The International Power independent board members unanimously approved the revised offer made by GDF Suez for the 30% stake it does not already own in International Power. The revised offer price is p 418/sh + a 2011 final dividend of € c 6.6/sh. The offer has been approved by the Board of GDF Suez.
The transaction will be structured as a “Scheme of Arrangement” under the UK regulatory framework, which facilitates a shorter timetable with a targeted closing date mid-July 2012. In case of a favourable vote from International Power minority shareholders, GDF Suez will own 100% of International Power shares.
With 1,541m outstanding shares not owned by GDF Suez, the cash outflow amounts to € 7.7bn. Additionally, dilutive instruments (convertible bonds, stock options, performance plan) will have an impact on net debt of € 0.6bn.
The IPR deal should be EPS accretive even after € 3.0bn in disposals and € 2.0-3.0bn saved via a scrip dividend (The French State and the GBL have already committed to elect for the scrip dividend option for two dividend payments). EPS accretion would have been 9% on pro-forma 2011 numbers, before additional disposals and stock dividend.
The deal will result in an increase in net earnings as the 30% minorities related to the part GDF Suez not held in IPR will disappear. As a result the 2012 net recurring Group share is revised upwards by € 200m to € 3.7-4.2bn (vs. € 3.5-4.0bn earlier guidance) since IPR will be fully integrated in the second semester. For the full year 2013, the increase will amount to ~ € 400m before additional disposals. On a per share basis and after disposals and scrip dividend, the transaction should be modestly accretive we believe.
GDF Suez revised upwards its capex guidance within fast growing markets to 40%-50% of the Group’s total gross capex in the medium term vs. 30% today.
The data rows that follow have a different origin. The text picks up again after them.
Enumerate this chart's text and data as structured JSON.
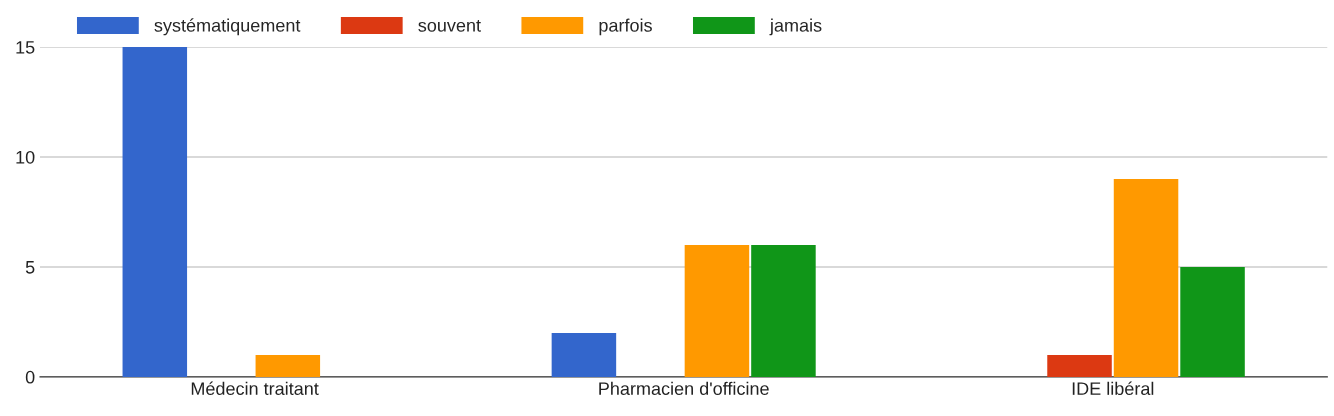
{
  "chart_data": {
    "type": "bar",
    "categories": [
      "Médecin traitant",
      "Pharmacien d'officine",
      "IDE libéral"
    ],
    "series": [
      {
        "name": "systématiquement",
        "color": "#3366cc",
        "values": [
          15,
          2,
          0
        ]
      },
      {
        "name": "souvent",
        "color": "#dc3912",
        "values": [
          0,
          0,
          1
        ]
      },
      {
        "name": "parfois",
        "color": "#ff9900",
        "values": [
          1,
          6,
          9
        ]
      },
      {
        "name": "jamais",
        "color": "#109618",
        "values": [
          0,
          6,
          5
        ]
      }
    ],
    "ylim": [
      0,
      15
    ],
    "yticks": [
      0,
      5,
      10,
      15
    ],
    "grid": "y",
    "legend": "top left"
  }
}
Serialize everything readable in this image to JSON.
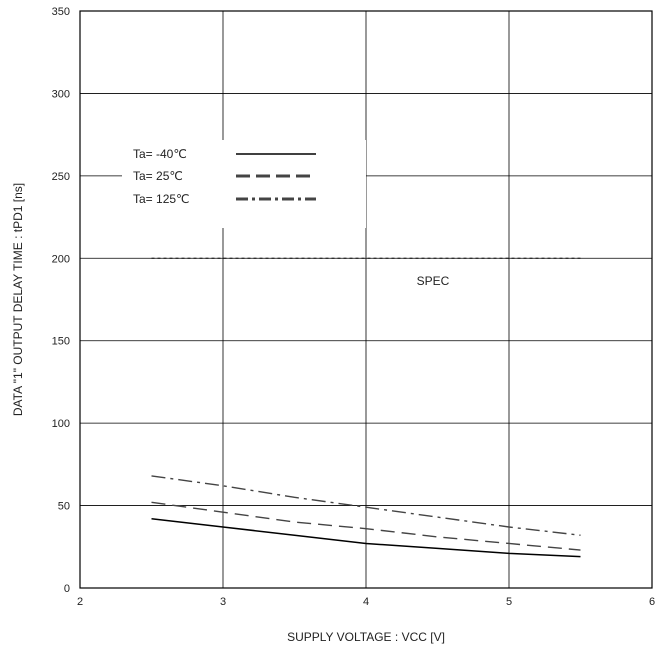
{
  "chart_data": {
    "type": "line",
    "title": "",
    "xlabel": "SUPPLY VOLTAGE : VCC [V]",
    "ylabel": "DATA \"1\" OUTPUT DELAY TIME : tPD1   [ns]",
    "xlim": [
      2,
      6
    ],
    "ylim": [
      0,
      350
    ],
    "xticks": [
      "2",
      "3",
      "4",
      "5",
      "6"
    ],
    "yticks": [
      "0",
      "50",
      "100",
      "150",
      "200",
      "250",
      "300",
      "350"
    ],
    "grid": true,
    "legend_position": "upper-left",
    "series": [
      {
        "name": "Ta= -40℃",
        "style": "solid",
        "color": "#000000",
        "x": [
          2.5,
          3.0,
          3.5,
          4.0,
          4.5,
          5.0,
          5.5
        ],
        "y": [
          42,
          37,
          32,
          27,
          24,
          21,
          19
        ]
      },
      {
        "name": "Ta=  25℃",
        "style": "dashed",
        "color": "#444444",
        "x": [
          2.5,
          3.0,
          3.5,
          4.0,
          4.5,
          5.0,
          5.5
        ],
        "y": [
          52,
          46,
          40,
          36,
          31,
          27,
          23
        ]
      },
      {
        "name": "Ta= 125℃",
        "style": "dashdot",
        "color": "#444444",
        "x": [
          2.5,
          3.0,
          3.5,
          4.0,
          4.5,
          5.0,
          5.5
        ],
        "y": [
          68,
          62,
          55,
          49,
          43,
          37,
          32
        ]
      }
    ],
    "spec": {
      "label": "SPEC",
      "y": 200,
      "x": [
        2.5,
        5.5
      ]
    }
  }
}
GDF Suez will get access to all IPR cash, Net debt/EBITDA will remain below 2.5x (post disposals and scrip dividend), while the dividend for 2012 will at least remain at the level of the dividend of 2011. As a result of the deal, GDF Suez should accelerate the development to high growth areas, enhance the group's growth profile, gain full control of the global portfolio mix, capture full earnings contribution of the large project pipeline and have a simplified and focused group structure.
Via IPR, investors were able to have a direct exposure to fast growing markets, while minorities significantly diluted GDF Suez’ net profit. Post the transaction, GDF Suez should be able to capture the full opportunities of this growth story, while simplifying its Group structure. We stick to our Hold rating and € 21/sh TP.